Shell them by splitting the pods open and use your thumb to send the peas into a small bowl. Add the pods to your compost or to the composters at the community garden.
Peas can be frozen on cookie sheets and then placed into a freezer bags for longer storage. From my little patch in the children's garden I have already frozen a kilogram of peas.
I think I am the only person growing broad beans this year. I would give them a try. They are planted early in March and are so easy to grow. Above is a photo of my broad beans just cooked. What I do is cook the broad beans for five minutes in boiling water, then I place them in ice water to cool. I add them to salads but they can be used in many dishes. They never last long enough for me to do anything fancy with them. They are a good source of protein as well.
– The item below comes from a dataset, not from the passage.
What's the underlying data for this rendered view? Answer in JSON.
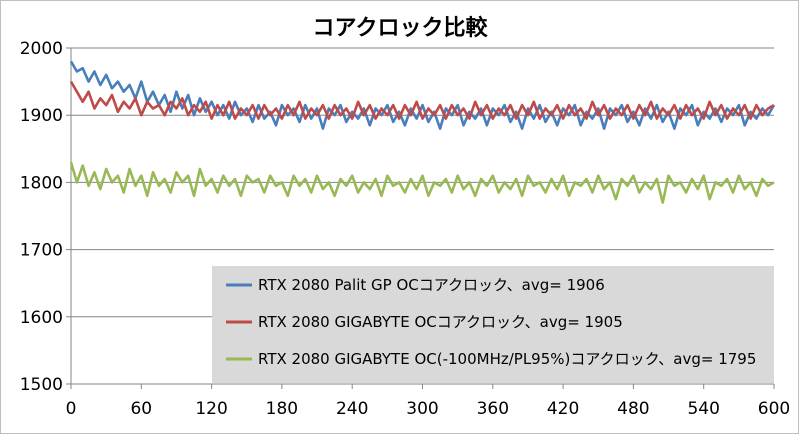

Have you harvested your lettuce yet? If it looks like its getting taller its because its starting to bolt. Bolting happens when vegetables react to the longer days and warmer temperatures. The plant tells itself it needs to produce seed to reproduce and then it dies. The warm weather will make lettuce taste bitter so harvest as soon as you can. If you planted lettuce that was open pollinated, you could collect seed from your plants. Check your seed package to see if you can do this. If it is a hybrid, you will not get seed that grows the same as your parent plant.